Israel Delays On Routine Jordanian Water Request

Leadership Tensions Blamed

7 Apr 2021 by OOSKAnews Correspondent
TEL AVIV, Israel

Jordan River

Israel’s premier Benjamin Netanyahu is delaying approval for a request from neighbouring Jordan for water that has been agreed by a joint committee, according to reports in late March from the region.

The water standoff is the latest in a series of tit-for-tat snubs apparently arising from personal tensions between Netanyahu and Jordan’s King Abdullah.

Israeli newspaper Haaretz reports: “Despite the recommendations of professionals, Netanyahu and the National Security Council delayed their answer in a manner that attested to his intention of denying the request.”

Haaretz goes on to cite “Israeli officials who are in close contact with the Jordanians”, who assert Netanyahu is deliberately endangering the Israel-Jordan peace treaty “due to the personal hostility between him and the king”.

The recent frictions between the leaders of the two nations include a refusal by Jordan to allow Netanyahu to fly through its airspace to the UAE on a landmark trip that was ultimately cancelled, and a dispute over security arrangements for the Jordanian crown prince during a planned visit to holy sites in Jerusalem that was likewise ultimately cancelled.

Water sharing is one of the main principles of the Israel-Jordan peace treaty signed in 1994, which stipulates that Israel must give Jordan a specific amount of water each year and that the two sides help each other survive droughts. Jordan regularly submits requests for additional water during dry spells, and Israel usually accedes as a matter of routine.

Despite Jordan’s position as Israel’s leading ally in the Arab world, relations between Netanyahu and King Abdullah have reportedly been poor for q number of years. Israel’s defence establishment largely supports the strategic importance of Jordan as an ally.
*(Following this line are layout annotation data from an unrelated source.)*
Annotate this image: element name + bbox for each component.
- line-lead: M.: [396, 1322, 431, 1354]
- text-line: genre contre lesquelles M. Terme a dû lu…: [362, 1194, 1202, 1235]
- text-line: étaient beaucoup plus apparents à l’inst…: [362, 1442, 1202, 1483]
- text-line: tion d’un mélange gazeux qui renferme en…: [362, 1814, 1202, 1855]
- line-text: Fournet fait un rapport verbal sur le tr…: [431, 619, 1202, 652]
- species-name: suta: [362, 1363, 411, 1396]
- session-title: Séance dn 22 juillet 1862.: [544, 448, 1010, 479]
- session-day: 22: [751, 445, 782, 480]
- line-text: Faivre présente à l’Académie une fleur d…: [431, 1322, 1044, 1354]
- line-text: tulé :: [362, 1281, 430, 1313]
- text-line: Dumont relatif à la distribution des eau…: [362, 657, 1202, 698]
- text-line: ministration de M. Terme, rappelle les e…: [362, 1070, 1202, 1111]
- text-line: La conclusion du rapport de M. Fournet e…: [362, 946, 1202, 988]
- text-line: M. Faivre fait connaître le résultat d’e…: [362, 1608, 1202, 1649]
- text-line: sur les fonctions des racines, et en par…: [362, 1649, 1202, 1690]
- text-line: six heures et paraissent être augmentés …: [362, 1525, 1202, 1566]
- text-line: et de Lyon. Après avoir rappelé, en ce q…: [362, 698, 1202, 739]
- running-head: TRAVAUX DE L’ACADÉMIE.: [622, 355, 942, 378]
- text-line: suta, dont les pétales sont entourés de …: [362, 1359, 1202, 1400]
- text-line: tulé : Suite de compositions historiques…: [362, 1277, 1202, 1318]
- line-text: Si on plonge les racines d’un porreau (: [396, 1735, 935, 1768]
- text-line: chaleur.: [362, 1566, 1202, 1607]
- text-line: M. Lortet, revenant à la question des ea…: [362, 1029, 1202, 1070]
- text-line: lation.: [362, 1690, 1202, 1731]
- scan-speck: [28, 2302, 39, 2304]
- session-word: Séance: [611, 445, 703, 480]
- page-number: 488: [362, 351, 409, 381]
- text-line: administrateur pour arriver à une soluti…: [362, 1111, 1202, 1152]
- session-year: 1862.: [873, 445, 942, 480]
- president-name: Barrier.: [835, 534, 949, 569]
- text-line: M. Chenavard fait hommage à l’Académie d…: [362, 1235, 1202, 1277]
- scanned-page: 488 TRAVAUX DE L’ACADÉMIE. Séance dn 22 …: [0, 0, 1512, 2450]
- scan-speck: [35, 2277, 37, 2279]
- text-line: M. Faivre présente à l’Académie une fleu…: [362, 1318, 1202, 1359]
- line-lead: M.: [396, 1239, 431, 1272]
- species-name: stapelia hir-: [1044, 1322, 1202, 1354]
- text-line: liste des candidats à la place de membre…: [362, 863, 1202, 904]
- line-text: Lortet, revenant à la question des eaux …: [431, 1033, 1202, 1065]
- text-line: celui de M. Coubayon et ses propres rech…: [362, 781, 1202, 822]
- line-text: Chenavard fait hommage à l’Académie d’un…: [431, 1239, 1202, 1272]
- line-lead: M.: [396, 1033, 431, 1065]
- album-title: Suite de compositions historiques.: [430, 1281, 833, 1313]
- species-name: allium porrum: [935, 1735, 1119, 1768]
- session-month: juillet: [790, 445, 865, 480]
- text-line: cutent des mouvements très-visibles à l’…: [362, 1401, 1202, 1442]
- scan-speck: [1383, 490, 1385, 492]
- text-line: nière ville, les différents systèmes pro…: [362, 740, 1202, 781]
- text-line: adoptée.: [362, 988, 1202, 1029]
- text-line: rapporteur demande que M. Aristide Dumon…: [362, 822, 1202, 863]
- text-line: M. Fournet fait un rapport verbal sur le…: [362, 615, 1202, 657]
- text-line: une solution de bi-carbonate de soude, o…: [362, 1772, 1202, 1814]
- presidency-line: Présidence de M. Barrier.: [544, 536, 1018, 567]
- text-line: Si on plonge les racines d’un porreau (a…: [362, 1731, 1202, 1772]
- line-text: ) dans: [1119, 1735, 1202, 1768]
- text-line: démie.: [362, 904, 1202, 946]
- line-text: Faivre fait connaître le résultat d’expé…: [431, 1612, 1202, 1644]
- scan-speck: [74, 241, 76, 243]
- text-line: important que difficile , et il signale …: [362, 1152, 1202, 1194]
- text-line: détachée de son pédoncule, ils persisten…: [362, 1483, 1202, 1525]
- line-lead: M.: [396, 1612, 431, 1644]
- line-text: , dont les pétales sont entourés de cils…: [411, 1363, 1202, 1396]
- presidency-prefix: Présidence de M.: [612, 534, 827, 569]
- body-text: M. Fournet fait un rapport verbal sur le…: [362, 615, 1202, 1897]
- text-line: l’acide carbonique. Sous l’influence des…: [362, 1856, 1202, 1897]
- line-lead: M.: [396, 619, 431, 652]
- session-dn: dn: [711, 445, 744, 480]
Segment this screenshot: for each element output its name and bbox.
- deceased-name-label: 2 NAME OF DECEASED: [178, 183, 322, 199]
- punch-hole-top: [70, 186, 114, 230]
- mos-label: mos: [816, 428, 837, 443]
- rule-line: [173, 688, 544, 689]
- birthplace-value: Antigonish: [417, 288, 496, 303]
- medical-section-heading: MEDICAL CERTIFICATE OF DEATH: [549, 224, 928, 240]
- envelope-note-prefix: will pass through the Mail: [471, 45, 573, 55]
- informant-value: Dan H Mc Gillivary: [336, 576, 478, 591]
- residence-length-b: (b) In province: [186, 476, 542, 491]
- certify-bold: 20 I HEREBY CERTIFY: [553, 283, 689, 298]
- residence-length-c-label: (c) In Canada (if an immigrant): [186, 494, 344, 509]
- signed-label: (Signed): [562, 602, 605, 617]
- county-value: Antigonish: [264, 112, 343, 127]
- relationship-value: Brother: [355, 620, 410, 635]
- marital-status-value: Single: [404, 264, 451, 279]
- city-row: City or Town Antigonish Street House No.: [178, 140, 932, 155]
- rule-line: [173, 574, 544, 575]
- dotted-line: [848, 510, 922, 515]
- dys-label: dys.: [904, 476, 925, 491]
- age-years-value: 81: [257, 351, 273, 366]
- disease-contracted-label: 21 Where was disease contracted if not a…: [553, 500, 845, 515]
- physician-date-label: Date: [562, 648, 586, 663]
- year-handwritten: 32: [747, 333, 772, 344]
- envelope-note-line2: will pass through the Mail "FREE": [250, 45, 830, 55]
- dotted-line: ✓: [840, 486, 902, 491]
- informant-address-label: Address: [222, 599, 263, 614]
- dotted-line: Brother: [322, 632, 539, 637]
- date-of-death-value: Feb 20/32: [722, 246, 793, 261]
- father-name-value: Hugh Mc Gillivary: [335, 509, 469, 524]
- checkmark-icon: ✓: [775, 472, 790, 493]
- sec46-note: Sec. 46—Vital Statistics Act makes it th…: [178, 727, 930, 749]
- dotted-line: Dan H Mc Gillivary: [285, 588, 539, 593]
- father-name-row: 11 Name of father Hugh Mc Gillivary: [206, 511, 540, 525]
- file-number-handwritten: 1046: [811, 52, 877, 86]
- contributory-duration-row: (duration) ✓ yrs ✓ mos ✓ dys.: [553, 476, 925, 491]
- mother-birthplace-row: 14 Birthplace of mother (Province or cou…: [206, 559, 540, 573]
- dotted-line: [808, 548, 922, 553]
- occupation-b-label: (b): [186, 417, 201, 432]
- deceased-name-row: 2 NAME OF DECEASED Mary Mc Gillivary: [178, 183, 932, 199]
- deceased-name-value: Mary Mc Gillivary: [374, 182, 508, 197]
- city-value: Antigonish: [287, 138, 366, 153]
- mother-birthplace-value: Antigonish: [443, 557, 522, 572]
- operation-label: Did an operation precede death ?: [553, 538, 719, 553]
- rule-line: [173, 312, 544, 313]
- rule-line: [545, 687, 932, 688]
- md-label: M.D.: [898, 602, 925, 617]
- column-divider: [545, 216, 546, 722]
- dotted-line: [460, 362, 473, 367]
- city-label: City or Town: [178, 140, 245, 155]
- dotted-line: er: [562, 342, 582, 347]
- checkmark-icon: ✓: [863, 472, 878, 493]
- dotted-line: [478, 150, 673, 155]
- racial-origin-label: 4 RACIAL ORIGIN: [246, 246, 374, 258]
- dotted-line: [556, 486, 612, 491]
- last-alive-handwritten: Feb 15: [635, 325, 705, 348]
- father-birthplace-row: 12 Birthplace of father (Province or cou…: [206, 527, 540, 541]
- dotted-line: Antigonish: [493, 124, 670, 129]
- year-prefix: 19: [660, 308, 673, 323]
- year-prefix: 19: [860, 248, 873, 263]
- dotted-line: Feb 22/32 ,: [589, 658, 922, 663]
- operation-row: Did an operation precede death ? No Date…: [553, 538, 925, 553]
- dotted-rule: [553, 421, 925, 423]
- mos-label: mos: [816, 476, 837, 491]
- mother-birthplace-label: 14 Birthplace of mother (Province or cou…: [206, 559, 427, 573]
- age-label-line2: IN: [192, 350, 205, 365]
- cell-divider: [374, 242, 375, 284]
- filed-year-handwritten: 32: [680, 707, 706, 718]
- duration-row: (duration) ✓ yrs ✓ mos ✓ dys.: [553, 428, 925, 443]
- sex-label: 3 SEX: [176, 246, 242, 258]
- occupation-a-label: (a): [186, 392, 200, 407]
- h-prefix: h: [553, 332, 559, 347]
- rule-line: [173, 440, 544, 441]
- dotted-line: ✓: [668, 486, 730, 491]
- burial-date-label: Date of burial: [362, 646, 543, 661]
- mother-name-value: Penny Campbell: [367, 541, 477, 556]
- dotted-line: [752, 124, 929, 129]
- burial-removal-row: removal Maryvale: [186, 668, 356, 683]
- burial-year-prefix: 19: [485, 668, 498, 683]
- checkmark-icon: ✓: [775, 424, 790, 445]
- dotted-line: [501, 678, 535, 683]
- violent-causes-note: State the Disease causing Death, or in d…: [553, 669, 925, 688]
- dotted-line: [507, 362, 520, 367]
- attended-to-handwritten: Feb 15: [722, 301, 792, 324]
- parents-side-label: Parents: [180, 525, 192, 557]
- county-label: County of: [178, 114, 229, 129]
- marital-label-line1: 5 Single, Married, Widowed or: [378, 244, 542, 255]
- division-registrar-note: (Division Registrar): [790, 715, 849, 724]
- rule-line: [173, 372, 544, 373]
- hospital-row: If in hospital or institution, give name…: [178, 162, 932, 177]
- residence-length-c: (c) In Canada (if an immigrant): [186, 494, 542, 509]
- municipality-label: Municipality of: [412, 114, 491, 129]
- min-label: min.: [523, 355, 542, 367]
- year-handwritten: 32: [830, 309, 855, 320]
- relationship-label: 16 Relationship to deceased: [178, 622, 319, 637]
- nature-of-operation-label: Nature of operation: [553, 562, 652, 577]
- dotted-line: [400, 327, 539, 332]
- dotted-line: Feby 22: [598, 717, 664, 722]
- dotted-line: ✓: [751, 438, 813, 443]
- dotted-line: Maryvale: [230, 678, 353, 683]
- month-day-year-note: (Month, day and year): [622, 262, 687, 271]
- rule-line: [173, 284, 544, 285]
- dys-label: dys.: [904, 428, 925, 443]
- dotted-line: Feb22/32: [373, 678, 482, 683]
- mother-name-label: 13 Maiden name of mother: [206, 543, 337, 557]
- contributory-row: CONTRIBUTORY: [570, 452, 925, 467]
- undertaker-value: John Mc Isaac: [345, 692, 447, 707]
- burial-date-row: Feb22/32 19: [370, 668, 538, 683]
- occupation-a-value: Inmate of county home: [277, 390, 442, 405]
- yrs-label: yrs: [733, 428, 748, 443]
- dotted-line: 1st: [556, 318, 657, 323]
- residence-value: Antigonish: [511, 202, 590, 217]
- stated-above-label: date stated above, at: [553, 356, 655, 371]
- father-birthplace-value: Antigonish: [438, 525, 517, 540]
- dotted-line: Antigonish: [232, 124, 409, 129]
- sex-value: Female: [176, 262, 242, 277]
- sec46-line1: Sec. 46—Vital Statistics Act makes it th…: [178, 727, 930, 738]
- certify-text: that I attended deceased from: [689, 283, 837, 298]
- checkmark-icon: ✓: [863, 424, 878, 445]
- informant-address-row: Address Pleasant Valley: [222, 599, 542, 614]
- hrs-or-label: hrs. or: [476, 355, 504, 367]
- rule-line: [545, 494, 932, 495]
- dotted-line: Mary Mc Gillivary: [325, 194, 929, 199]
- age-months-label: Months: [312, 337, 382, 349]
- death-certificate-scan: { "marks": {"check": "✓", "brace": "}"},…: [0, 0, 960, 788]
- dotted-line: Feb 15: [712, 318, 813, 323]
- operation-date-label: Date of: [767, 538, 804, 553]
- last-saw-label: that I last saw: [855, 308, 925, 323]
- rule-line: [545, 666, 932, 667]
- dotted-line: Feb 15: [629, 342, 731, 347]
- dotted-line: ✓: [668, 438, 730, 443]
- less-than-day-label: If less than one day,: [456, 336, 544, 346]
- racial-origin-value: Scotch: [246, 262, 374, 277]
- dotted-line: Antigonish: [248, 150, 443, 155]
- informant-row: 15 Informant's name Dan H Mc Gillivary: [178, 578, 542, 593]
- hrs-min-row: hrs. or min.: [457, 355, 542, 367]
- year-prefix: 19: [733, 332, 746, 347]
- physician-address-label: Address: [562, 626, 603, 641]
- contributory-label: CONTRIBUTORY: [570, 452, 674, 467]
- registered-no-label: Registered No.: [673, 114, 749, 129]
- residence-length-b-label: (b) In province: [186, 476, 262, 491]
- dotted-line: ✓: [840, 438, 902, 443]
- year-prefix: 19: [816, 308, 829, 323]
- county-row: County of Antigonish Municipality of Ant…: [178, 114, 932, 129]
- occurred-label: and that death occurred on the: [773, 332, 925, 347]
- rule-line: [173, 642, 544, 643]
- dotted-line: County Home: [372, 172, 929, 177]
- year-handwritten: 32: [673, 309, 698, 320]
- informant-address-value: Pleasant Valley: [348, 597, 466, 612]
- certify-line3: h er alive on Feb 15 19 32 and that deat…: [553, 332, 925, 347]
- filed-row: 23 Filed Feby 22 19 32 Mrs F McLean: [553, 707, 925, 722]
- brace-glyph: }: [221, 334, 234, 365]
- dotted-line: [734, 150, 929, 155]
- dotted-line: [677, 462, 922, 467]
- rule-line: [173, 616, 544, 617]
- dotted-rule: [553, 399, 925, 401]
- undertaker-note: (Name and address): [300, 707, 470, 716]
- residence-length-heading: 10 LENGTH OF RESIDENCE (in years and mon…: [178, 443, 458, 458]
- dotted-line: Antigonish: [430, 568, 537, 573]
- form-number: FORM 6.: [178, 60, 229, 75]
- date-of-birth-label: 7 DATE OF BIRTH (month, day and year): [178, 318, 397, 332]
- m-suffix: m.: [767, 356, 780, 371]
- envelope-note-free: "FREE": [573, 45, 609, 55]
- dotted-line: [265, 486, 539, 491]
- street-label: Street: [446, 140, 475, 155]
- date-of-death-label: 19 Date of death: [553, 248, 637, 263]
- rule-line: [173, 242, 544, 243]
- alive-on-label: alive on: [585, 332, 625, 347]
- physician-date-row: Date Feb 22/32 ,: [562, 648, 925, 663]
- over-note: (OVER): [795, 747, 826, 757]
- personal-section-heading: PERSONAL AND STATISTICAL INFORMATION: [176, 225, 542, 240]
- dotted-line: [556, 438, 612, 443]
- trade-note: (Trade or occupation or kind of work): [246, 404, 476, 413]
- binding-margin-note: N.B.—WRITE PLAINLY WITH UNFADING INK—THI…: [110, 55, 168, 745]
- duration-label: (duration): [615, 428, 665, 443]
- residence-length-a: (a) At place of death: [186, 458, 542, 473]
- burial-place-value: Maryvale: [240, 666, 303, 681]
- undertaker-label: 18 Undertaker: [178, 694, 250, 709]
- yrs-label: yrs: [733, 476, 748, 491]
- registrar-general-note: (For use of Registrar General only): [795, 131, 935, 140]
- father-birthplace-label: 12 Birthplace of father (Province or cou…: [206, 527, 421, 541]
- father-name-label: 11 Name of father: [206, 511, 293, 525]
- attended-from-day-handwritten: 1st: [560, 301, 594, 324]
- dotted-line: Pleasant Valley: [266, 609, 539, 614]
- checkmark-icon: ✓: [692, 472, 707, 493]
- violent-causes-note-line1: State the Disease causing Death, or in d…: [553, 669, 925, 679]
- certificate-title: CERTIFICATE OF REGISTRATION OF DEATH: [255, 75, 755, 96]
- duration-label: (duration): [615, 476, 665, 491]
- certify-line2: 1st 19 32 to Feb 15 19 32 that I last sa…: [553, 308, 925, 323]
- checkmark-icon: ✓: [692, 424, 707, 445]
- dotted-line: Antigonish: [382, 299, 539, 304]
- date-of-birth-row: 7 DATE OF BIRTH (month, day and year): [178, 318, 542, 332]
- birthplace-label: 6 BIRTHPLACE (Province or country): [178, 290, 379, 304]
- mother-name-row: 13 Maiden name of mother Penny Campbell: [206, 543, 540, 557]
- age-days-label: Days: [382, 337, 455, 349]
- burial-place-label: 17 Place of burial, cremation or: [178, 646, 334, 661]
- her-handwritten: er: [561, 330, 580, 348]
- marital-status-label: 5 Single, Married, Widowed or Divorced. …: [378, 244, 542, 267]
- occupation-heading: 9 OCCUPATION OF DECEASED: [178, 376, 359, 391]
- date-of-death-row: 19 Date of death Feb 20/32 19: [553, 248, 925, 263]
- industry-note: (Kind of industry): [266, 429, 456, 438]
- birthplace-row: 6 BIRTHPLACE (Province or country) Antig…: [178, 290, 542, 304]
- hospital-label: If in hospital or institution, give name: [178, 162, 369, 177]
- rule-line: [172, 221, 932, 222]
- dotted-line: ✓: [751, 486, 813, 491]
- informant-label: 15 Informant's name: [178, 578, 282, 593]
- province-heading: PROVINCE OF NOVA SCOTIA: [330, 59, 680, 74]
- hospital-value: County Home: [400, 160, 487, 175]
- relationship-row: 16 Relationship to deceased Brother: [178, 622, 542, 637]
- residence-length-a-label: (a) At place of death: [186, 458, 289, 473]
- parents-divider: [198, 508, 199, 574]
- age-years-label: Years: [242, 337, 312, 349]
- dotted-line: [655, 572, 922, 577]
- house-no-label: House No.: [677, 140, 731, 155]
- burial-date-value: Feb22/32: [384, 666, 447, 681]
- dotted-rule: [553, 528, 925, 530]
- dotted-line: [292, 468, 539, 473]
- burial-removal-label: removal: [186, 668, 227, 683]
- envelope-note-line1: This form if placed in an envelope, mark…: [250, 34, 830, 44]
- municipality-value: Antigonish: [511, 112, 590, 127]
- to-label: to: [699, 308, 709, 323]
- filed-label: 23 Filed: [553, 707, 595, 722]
However, Netanyahu, who is known to harbour distrust of the military establishment, considers Jordan’s strategic significance is on the wane, and has recently been quoted in some media outlets as saying: “The Jordanians need us much more than we need them.”

The development comes as a recent study by Stanford University in the US finds that “prolonged and potentially destabilising water shortages will become commonplace in Jordan by 2100” due to dwindling water supplies and a growing population that is set to halve per capita access to water.